Mengusung tema “Kendalikan Inflasi, Stabilkan Harga, Jaga Daya Beli Masyarakat”, operasi pasar ini bertujuan memastikan warga mendapatkan akses minyak goreng dengan harga terjangkau. Bupati menegaskan, pemerintah daerah siap melakukan intervensi jika harga kebutuhan pokok di pasar melonjak secara signifikan.
“Jika kebutuhan masyarakat memang dominan dan mendesak, pemerintah akan hadir. Kami akan melihat situasi dan ketersediaan stok bahan baku di lapangan. Jika ada kebutuhan yang menonjol, pasti akan kita pelajari untuk langkah stabilisasi,” ujar Moh. Saleh Asnawi.

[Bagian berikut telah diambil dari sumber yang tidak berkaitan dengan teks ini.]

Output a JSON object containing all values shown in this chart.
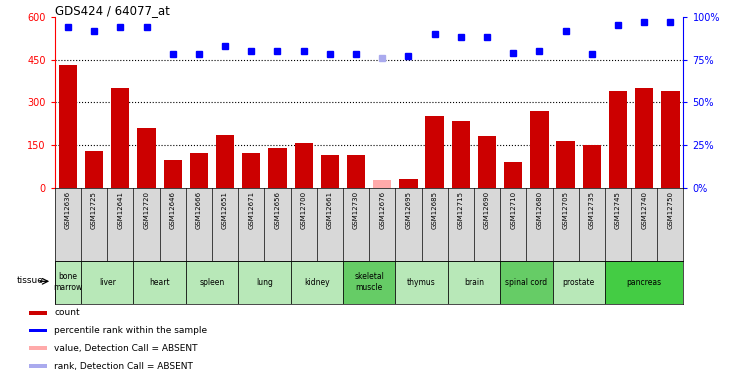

Plt. Kepala Dinas Koperindag Tanggamus, Bayu Mahardhika, menjelaskan bahwa pada tahap awal ini pihaknya menyediakan 100 dus atau sekitar 600 kemasan Minyakita ukuran dua liter. Minyak goreng tersebut dibanderol dengan harga Rp31.000 per kemasan dua liter, lebih rendah dari harga pasar saat ini.
“Saat ini harga Minyakita di pasar berkisar Rp19 ribu hingga Rp20 ribu per liter. Dengan adanya pasar murah ini, kita menjaga stabilitas harga dan stok agar masyarakat tidak panik,” jelas Bayu.
Bayu menambahkan, Pasar Kotaagung dipilih sebagai lokasi karena statusnya sebagai pasar pantauan yang terintegrasi dengan Sistem Pemantauan Pasar dan Kebutuhan Pokok (SP2KP) Provinsi Lampung. Hal ini memudahkan pemerintah memantau pergerakan harga kebutuhan pokok setiap harinya.
Operasi pasar ini dijadwalkan akan terus berlangsung sepanjang Mei 2026, menyesuaikan dengan kondisi stok dan dinamika kebutuhan warga. Pemkab Tanggamus juga membuka peluang kolaborasi dengan Bulog dan Pemerintah Provinsi Lampung untuk menggelar kegiatan serupa di lokasi lain.
Turut hadir mendampingi Bupati dalam kegiatan ini, Kepala Bappeda Tanggamus Doni Sangaji Barisang, jajaran kepala dinas, Kasat Pol PP, hingga aparatur kecamatan dan kelurahan setempat.